Gas plant will be in line with EU directives
The Labour Party has accounted for the studies that need to be made for its proposed gas-fired power plant to be in line with European environmental directives, Joseph Muscat insisted yesterday.
Dr Muscat acknowledged that part of Labour’s proposal to have two new storage tanks with a capacity of 36,000 metres cubed at the Delimara power plant site, would need to be regulated under what is known as the Seveso Directive but insisted that the party had accounted for this.
The Times asked whether the study requirements of the directive would jeopardise the target date, which Labour itself acknowledged was “tight”, but Dr Muscat stuck to his line, stressing that a Labour government would make sure the deadline is met.
He also said the party had no intention of bypassing the planning authority in the process but would insist on an expedited process similar to the Smart City project.
“I am not aware that there were any problems with the way the Smart City process was conducted yet it was an expedited process, because the Government demanded it to be so and it did well,” he said, also referring to the permits issued for the City Gate project in the same vein.
Dr Muscat also pointed to the environmental impact studies that had been carried out for the new power plant developed by Danish manufacturer BWSC, pointing out that these also dealt with the option of having a gas-fired plant.
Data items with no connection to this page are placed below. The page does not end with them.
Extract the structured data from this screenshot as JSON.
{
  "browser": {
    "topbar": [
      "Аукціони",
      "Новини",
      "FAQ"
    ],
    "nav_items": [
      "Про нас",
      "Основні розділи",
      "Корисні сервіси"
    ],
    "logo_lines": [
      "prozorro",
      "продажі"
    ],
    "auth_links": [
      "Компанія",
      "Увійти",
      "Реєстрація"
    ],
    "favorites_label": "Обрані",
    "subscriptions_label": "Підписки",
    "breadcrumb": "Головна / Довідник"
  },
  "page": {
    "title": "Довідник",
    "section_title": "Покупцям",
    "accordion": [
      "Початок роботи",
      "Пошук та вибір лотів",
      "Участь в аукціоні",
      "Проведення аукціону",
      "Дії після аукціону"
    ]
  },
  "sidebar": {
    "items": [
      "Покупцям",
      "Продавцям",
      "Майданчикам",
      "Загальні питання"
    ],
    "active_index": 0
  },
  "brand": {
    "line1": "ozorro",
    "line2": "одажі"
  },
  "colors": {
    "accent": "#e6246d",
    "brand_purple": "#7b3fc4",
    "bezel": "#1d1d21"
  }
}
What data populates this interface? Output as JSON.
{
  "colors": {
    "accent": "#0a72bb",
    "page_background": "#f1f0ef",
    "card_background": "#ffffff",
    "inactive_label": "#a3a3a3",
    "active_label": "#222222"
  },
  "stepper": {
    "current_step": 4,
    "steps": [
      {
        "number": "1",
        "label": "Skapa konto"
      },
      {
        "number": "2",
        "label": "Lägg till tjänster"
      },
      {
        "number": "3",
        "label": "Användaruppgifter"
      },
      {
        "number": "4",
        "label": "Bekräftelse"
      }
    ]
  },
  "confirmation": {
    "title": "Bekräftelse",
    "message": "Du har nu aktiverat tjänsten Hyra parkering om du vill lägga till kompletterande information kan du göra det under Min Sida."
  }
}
However, in this case, the Seveso directive, which regulates large scale industrial installations that store large quantities of dangerous substances, would require specific research of the proposed gas tanks and part of the infrastructure that would convert the stored fuel from liquefied to natural gas.
Dr Muscat was also asked about a claim by the Prime Minister yesterday morning that Labour’s campaign had cost €1 million.
The Nationalist Party has been linkingthis criticism to suspicions that the Labour Party may have been financed by interest groups with whom it is committed should it win election.
Dr Muscat denied the claim, arguing that it was worrying that the Prime Minister appeared to be unable to make certain calculations.
He pointed out that unlike the PN, his party published its accounts, and argued despite having been in government for 25 years, the Nationalist Party had failed to introduce a party financing law.
The enactment of such a law was one of the Labour commitments so that all parties would be required to publish their accounts, he said.